А Гумилев и его путешествия в Африку, в Абиссинию:
«Сегодня особенно грустен твой взгляд.
И руки особенно тонки, колени обняв…»
Ушел добровольцем на фронт Первой мировой.
И какая же страшная смерть настигла его в двадцать первом году… Было ему тридцать пять…
Рассказывал Захар Ильич и о Зощенко, и о Юрии Олеше.
Он рассказывал нам о многих, кого любил, ценил, уважал.

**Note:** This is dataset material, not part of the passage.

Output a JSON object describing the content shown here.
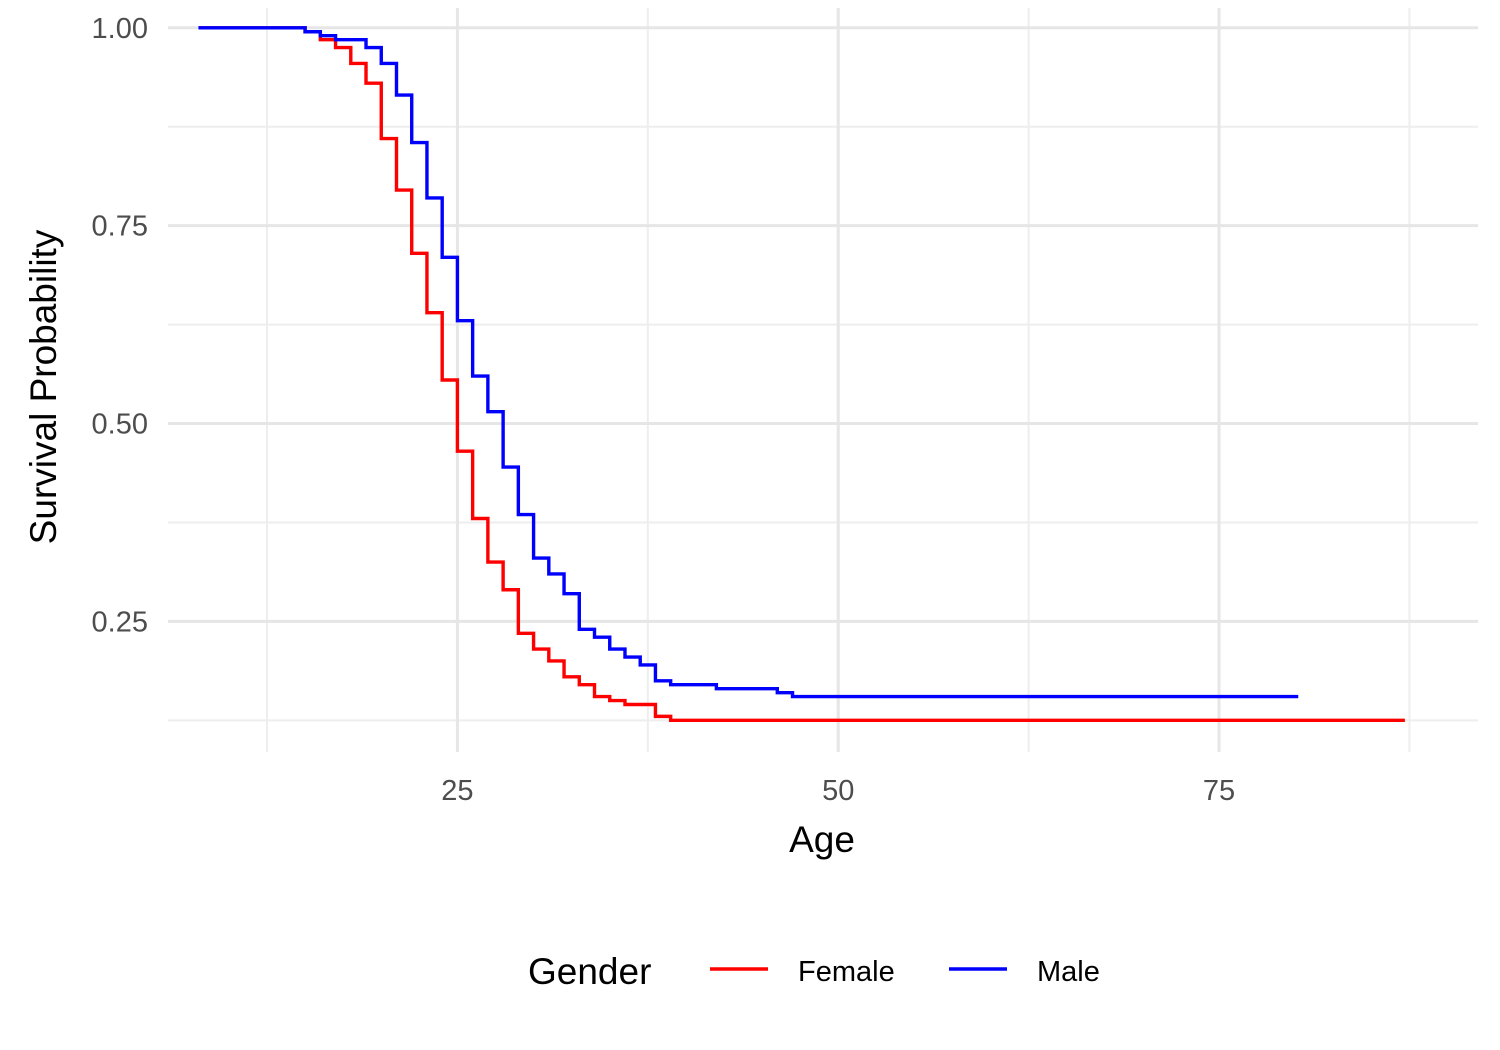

А про иных говорить не хотел – отделывался коротким и скупым: «А произведения этого автора вы прочитаете самостоятельно».
И мы больше вопросов не задавали. Помню, сказал про Достоевского: «Кто не хочет – тот не читает. Прочтете позже, лет через десять». Я прочитала.
На педсоветы Захар Ильич не ходил: «Извините, жена хворает…» И торопился домой.
А вот факультативы устраивал! Раз в неделю. Правда, ходили туда… раз-два и обчелся… Я, конечно, не пропускала.
Захар Ильич учил нас, бестолковых и непоседливых, любить поэзию, понимать и слышать ее. Читать прозу и чувствовать ее. Он объяснял нам красоту русского языка – пробовать его «на язык», не только на слух.
Он пытался сделать из нас, простых деревенских подростков, думающих о танцах в заплеванном клубе, людей. Тонких, честных и милосердных. И мы, простые и русопятые, сидели на его уроках, раскрыв рот, и не слышали звонка с урока.
Я подружилась с Захаром Ильичом больше, чем все остальные. Провожала его до дома, после факультативных занятий. Мне было дозволено это, и я была счастлива! По дороге к дому мы продолжали беседовать. Захар Ильич был щедр на рассказы и легко делился мыслями и ощущениями.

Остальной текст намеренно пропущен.